There was a particular day that seemed to contain the moment when he understood that things between he and Kirsten could not last. He was in his Honours year. It was a hot day; the dense sort of heat that causes discomfort. He'd come home to their apartment one afternoon after a photo shoot for his final project.

He was photographing a still life, an image of a delicate porcelain teacup that he had broken along one side and glued together again with araldite. It was a Wedgwood teacup he'd bought new at David Jones for far more money than he could afford at the time and he had made the break carefully with a chisel and vice in the sculpture room at his college. He was pleased with how neatly it had broken in two; there had always been the danger that it would shatter or that the break would not be clean.

He'd been working on the photograph for days, arranging the lights so they caught the fine break in the porcelain, using wire and tape to lever the light in different directions. He'd photographed the cup
hundreds of times, until he had the feeling that he wasn't preserving it on film but was somehow destroying it. Eventually, he captured the image he wanted, so that the crack in the china was just visible, but the cup still looked delicate and whole. He called that picture ‘Porcelain'. Some people would look at that photo and see a beautiful piece of china and others would see only that it was flawed. He was speaking to two audiences and every piece of art he had produced since spoke this way, with a forked tongue. These were the small ruptures that, over the years, came to characterise his work.

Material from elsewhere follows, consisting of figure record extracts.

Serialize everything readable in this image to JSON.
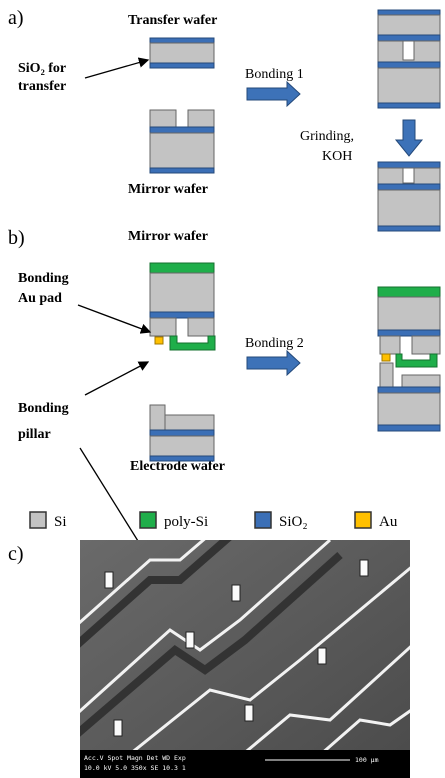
{
  "labels": {
    "a": "a)",
    "b": "b)",
    "c": "c)"
  },
  "panel_a": {
    "transfer_wafer": "Transfer wafer",
    "sio2_note": [
      "SiO₂ for",
      "transfer"
    ],
    "bonding": "Bonding 1",
    "grinding": [
      "Grinding,",
      "KOH"
    ],
    "mirror_wafer": "Mirror wafer"
  },
  "panel_b": {
    "mirror_wafer": "Mirror wafer",
    "au_pad": [
      "Bonding",
      "Au pad"
    ],
    "bonding": "Bonding 2",
    "pillar": [
      "Bonding",
      "pillar"
    ],
    "electrode_wafer": "Electrode wafer"
  },
  "legend": [
    {
      "label": "Si",
      "color": "#c3c3c3"
    },
    {
      "label": "poly-Si",
      "color": "#1fae4a"
    },
    {
      "label": "SiO₂",
      "color": "#3b6fb6"
    },
    {
      "label": "Au",
      "color": "#ffc000"
    }
  ],
  "sem": {
    "header": "Acc.V  Spot Magn   Det  WD  Exp",
    "values": "10.0 kV 5.0  350x   SE  10.3  1",
    "scale": "100 μm"
  }
}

Since college, he had devoted himself to photographing faces. He had become known for photographing people who were damaged in some way. If ever anyone asked him why, he would say that he wanted to take photographs that showed people's thoughts rather than how they looked. His photographs helped him see inside other people.

Kirsten, meanwhile, had deferred her studies for a year and took a job in an office in the city. She seemed to derive a sort of pleasure from the routine of waking up early each morning and preparing herself for the working day. He watched her sometimes, from bed, the way she eased herself into her skirt and slipped her legs into stockings. She had the look about her of performance, as if she was an actor playing a role and she had left her real self behind in the wings. She had said that she needed a year off to think things over. She wasn't sure she
was studying the right subject and she needed some time to make a decision, although she was already two years into her degree. It was almost as though she was afraid of reaching the end, because it would mean she would have to confront what came next; she would have to take her art out into the world and allow it to be judged.

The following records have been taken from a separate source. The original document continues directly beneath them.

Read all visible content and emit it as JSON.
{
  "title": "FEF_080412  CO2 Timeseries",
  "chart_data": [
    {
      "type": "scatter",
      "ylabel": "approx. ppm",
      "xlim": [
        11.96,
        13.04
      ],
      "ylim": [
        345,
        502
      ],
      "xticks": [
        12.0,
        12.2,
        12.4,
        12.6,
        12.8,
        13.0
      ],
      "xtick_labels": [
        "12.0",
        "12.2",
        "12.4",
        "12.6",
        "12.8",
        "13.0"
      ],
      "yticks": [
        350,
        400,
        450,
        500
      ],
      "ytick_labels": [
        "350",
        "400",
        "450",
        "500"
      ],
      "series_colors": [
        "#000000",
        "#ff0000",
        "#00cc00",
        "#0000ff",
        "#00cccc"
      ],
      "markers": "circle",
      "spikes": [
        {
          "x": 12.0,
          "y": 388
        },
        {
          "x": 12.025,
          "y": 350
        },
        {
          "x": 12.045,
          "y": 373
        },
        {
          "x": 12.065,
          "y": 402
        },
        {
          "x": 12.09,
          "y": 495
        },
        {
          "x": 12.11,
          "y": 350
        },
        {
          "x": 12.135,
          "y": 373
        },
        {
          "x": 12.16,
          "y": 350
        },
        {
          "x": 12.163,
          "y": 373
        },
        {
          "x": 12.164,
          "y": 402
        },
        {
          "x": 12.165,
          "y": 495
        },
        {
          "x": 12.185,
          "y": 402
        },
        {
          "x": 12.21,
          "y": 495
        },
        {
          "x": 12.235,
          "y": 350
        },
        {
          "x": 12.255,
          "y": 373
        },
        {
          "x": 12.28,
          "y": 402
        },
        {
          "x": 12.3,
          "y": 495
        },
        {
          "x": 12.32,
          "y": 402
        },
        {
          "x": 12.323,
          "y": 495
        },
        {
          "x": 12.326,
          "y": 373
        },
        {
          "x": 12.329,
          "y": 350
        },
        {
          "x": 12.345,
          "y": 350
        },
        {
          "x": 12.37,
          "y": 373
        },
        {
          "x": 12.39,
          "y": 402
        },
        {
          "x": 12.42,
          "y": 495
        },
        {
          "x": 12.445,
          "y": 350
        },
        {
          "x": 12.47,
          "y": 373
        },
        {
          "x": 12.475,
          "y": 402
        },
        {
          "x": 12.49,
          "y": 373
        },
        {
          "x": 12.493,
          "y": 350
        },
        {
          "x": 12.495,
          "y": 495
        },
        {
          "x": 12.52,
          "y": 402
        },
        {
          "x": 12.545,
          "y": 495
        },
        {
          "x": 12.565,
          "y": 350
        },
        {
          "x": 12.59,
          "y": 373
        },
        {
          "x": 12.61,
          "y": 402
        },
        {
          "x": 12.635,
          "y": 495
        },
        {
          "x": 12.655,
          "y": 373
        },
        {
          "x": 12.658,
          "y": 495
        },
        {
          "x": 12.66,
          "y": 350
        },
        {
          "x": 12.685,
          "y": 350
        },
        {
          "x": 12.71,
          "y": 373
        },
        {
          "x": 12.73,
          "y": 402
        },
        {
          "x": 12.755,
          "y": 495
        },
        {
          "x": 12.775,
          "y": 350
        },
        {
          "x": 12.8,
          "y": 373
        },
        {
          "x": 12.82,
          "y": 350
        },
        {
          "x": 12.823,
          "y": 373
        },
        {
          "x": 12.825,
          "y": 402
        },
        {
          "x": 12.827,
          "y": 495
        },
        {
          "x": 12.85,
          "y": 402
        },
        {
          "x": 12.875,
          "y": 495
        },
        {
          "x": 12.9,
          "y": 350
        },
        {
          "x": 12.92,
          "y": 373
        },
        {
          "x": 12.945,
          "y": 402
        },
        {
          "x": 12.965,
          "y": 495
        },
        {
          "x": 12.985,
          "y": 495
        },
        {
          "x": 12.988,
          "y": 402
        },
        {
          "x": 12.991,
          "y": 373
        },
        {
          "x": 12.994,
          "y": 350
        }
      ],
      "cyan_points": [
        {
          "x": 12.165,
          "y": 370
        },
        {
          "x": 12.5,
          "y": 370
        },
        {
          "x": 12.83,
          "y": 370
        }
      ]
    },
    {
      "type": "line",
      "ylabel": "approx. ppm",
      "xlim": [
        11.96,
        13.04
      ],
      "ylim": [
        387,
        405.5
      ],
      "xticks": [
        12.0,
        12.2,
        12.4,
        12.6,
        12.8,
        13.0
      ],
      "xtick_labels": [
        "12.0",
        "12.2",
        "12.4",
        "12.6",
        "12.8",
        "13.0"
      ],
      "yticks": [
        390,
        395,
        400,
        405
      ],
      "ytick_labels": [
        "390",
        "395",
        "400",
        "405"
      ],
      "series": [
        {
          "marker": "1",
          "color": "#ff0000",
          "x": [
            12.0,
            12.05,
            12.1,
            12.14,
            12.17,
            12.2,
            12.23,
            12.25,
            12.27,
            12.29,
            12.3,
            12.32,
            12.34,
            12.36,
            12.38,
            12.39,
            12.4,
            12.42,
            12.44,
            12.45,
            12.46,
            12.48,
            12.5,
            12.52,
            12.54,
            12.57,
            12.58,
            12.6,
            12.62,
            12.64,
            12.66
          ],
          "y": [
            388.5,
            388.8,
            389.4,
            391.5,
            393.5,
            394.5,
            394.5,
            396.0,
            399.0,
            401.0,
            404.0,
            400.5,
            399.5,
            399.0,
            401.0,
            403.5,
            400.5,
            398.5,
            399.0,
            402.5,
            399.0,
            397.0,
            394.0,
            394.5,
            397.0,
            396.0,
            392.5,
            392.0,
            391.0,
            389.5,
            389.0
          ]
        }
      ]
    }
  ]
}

Kirsten arrived home not long after he'd walked in. He was in the kitchen, drinking a glass of water. Outside, the clouds were dense in the sky, a dusty grey, the air still; a storm was about to break. He thought he heard a rumble from outside, but one so distant it might have been a passing truck. She sat down on the couch.

‘I'm not feeling well,' she said, leaning back on the lounge, holding the back of her hand to her forehead.

That was another thing about Kirsten: there was always something wrong with her. She never complained very strenuously and her words were always gentle, but almost always she had to tell him that in some small way she was ill. Sometimes it was her throat. At other times she had pains in her back. Once she even told him she thought the pain in her stomach might be an ulcer, that her father had once had a stomach ulcer and maybe she was getting one now too. Eventually, he learnt to ignore her; it wasn't that he didn't care, but that he never knew what he could do or say to help.